Education, skills and labour market mismatch
according to Afrobarometer, Tanzanian youth have higher educational attainment compared with earlier generations, with around 41 percent reporting secondary or post-secondary education in recent surveys.

Yet education quality and skills relevance remain concerns. Employers across industry sectors – especially manufacturing, technology and services – continue to lament pervasive gaps in work-readiness, digital skills, foreign languages and technical know-how.
This skills mismatch means that even as Tanzania expands university and vocational training enrolments, many graduates struggle to find jobs that match their qualifications, contributing to youth joblessness and underemployment.
Regional disparities and urban pressure
Urban centres such as Dar es Salaam attract large numbers of young jobseekers, but opportunities remain constrained. While rural areas tend to show lower unemployment rates – due in part to agricultural absorption – the quality of employment is often poor, with low productivity and minimal social protection.
Zanzibar’s sharply higher youth unemployment underscores that labour market challenges are not uniform across the country, and regional policy responses must reflect diverse economic structures and opportunities.

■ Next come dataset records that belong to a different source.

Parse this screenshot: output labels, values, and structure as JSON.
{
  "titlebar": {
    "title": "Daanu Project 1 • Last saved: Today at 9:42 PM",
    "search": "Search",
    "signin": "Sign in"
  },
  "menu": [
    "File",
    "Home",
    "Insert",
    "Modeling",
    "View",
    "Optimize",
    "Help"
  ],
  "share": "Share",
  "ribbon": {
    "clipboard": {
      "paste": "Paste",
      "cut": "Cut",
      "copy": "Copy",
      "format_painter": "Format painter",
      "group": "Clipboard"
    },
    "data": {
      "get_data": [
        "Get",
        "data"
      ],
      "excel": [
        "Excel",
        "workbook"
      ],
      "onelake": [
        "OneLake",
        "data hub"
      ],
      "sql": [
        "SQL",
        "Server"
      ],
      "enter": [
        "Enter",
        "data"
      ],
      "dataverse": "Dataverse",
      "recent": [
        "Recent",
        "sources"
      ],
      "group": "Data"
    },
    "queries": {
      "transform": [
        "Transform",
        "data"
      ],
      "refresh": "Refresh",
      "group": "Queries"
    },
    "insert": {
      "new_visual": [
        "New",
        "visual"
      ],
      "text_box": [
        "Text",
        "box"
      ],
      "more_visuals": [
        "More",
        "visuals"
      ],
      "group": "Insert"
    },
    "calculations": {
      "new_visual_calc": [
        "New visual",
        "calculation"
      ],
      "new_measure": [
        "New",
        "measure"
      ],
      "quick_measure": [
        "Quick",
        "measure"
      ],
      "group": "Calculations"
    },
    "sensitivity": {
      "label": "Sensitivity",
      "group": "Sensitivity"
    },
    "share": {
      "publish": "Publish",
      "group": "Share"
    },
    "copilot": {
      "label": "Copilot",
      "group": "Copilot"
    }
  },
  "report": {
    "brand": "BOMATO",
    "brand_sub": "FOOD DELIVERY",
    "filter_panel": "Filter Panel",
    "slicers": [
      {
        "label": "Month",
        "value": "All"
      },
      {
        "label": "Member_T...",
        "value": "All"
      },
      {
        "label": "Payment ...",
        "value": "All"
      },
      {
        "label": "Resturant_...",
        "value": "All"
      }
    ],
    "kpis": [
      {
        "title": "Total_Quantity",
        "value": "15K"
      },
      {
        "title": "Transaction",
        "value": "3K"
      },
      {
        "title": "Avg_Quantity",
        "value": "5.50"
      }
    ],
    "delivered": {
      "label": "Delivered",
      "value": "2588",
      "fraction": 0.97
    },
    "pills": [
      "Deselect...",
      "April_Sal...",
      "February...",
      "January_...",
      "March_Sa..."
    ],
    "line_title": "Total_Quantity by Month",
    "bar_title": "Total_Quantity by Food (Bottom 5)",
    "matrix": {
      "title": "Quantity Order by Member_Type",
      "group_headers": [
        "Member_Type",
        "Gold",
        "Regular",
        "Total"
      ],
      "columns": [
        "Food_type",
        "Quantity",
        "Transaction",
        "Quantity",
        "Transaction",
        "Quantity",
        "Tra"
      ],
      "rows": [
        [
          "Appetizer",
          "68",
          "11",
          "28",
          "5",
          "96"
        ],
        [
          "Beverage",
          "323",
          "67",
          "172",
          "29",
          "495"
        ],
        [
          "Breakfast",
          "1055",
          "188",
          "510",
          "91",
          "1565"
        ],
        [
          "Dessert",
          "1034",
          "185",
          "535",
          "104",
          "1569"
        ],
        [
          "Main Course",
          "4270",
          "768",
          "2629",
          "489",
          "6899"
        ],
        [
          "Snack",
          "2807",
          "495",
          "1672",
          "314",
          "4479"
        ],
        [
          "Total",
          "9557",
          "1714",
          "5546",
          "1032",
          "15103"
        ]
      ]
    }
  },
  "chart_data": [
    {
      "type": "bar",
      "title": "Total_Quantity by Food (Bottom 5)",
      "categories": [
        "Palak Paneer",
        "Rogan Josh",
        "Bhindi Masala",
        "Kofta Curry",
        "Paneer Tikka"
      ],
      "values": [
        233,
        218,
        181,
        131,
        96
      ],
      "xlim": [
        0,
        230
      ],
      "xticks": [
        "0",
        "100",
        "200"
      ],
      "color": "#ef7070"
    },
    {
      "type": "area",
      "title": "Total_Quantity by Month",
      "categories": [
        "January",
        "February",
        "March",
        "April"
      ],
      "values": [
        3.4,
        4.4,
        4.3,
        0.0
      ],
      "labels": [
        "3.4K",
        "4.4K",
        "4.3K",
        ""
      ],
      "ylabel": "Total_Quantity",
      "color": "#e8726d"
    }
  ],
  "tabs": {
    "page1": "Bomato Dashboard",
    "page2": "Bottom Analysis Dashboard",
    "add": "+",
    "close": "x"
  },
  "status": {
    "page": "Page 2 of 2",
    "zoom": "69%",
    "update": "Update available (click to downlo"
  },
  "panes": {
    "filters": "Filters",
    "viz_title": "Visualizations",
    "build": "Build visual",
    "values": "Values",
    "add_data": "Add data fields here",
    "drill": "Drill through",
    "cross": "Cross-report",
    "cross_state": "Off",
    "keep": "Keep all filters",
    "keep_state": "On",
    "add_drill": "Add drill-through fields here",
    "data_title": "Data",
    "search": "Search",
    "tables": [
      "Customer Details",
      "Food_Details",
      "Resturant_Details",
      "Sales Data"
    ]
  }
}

Economic outlook and risks
The unresolved disconnect between youth supply and labour demand poses risks to Tanzania’s development vision. Without meaningful employment opportunities, a rising number of young people could experience diminished earnings, lower consumption and weaker investment in skills, feeding into long-term underperformance.
International institutions warn that without structural reforms and investments in skills, the next decades could see an expanding cohort stuck in precarious work, undermining poverty reduction efforts and delaying Tanzania’s transition to a middle-income economy.
Strategies for inclusive youth employment
Addressing youth unemployment and underemployment requires a multi-pronged approach:
Skills reform: Align education curricula and vocational training with market demand, prioritising digital, technical and entrepreneurship skills.
Private sector engagement: Incentivise formal job creation through tax measures, investment in labour-intensive sectors and support for small-medium enterprises.
Entrepreneurship support: Expand access to affordable finance, business development services and mentorship for youth-led startups.

Agriculture modernisation: Shift from subsistence to commercial agriculture with value-chain linkages that create higher-paid opportunities.
Regional development: Tailor job creation strategies to regional strengths, from tourism in Zanzibar to agribusiness hubs inland.
What is to be done?
Tanzania’s youth represent an immense asset – but without concerted action to create quality jobs and expand opportunities, their potential could remain untapped. The country’s economic future depends on turning youthful energy into productive employment that drives innovation, consumption and sustainable growth. In the context of Dira 2050 and broader economic transformation goals, investing in youth is not just a social imperative – it is a strategic economic priority for the nation’s long-term prosperity.